Betaalbaarheid op lange termijn onzeker
Een van de speerpunten van de Woningbouwimpuls is het vergroten van het aandeel betaalbare woningen. In een aantal projecten is dat ook daadwerkelijk gelukt. Toch waarschuwt de Rekenkamer dat er geen garanties zijn dat deze woningen op de lange termijn ook betaalbaar blijven.
Voor sociale huur ligt dat risico lager, maar bij koopwoningen is het goed mogelijk dat alleen de eerste eigenaar profiteert van een lagere prijs. En in het segment middenhuur is het onzeker of de woningen hun betaalbare status behouden, bijvoorbeeld bij herverhuur of verkoop.
Minister Keijzer wil Woningbouwimpuls voortzetten
Demissionair minister Mona Keijzer (BBB) ziet in de Wbi nog altijd een waardevol instrument. In een uitgebreide reactie stelt ze zich kritisch op ten opzichte van het onderzoek van de Rekenkamer. Volgens haar zijn de vergeleken projecten niet altijd goed vergelijkbaar, waardoor de uitkomsten scheef zouden kunnen zijn.
Toch neemt ze enkele aanbevelingen mee in de voorbereiding van een nieuwe subsidieronde. Daarbij noemt ze het bemoedigend dat er via de regeling meer betaalbare woningen worden gebouwd. Stoppen met het instrument is ze vooralsnog niet van plan.

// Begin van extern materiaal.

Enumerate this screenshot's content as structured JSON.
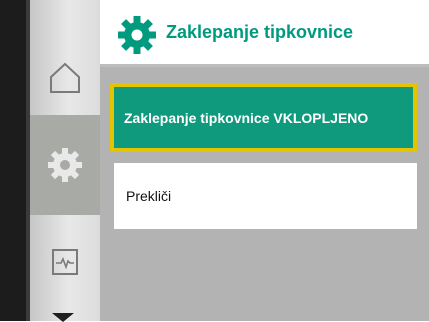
{
  "header": {
    "title": "Zaklepanje tipkovnice",
    "icon": "settings-gear-icon"
  },
  "sidebar": {
    "items": [
      {
        "icon": "home-icon",
        "state": "default"
      },
      {
        "icon": "settings-gear-icon",
        "state": "active"
      },
      {
        "icon": "diagnostics-monitor-icon",
        "state": "default"
      }
    ],
    "scroll_indicator": "chevron-down-icon"
  },
  "menu": {
    "options": [
      {
        "label": "Zaklepanje tipkovnice VKLOPLJENO",
        "selected": true
      },
      {
        "label": "Prekliči",
        "selected": false
      }
    ]
  },
  "colors": {
    "accent": "#009a7e",
    "focus": "#e3c400",
    "panel": "#b3b3b3",
    "active_sidebar": "#a7aaa5"
  }
}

Rekenkamer hekelt ‘hardleerse overheid’
Opvallend is dat deze kritiek niet nieuw is. Al in 2022 waarschuwde de Rekenkamer voor het beperkte effect van de Woningbouwimpuls. Toen werd al gesuggereerd om het instrument gerichter in te zetten. In plaats daarvan werd de doelgroep juist breder gemaakt, waardoor ook gemeenten zonder acute woningnood subsidie konden aanvragen.
De Rekenkamer spreekt nu van een overheid die zich eerder “hardleers dan lerend” opstelt. Fundamentele aanbevelingen zijn nauwelijks opgevolgd, terwijl het belang van een goed functionerend subsidiekader groter is dan ooit.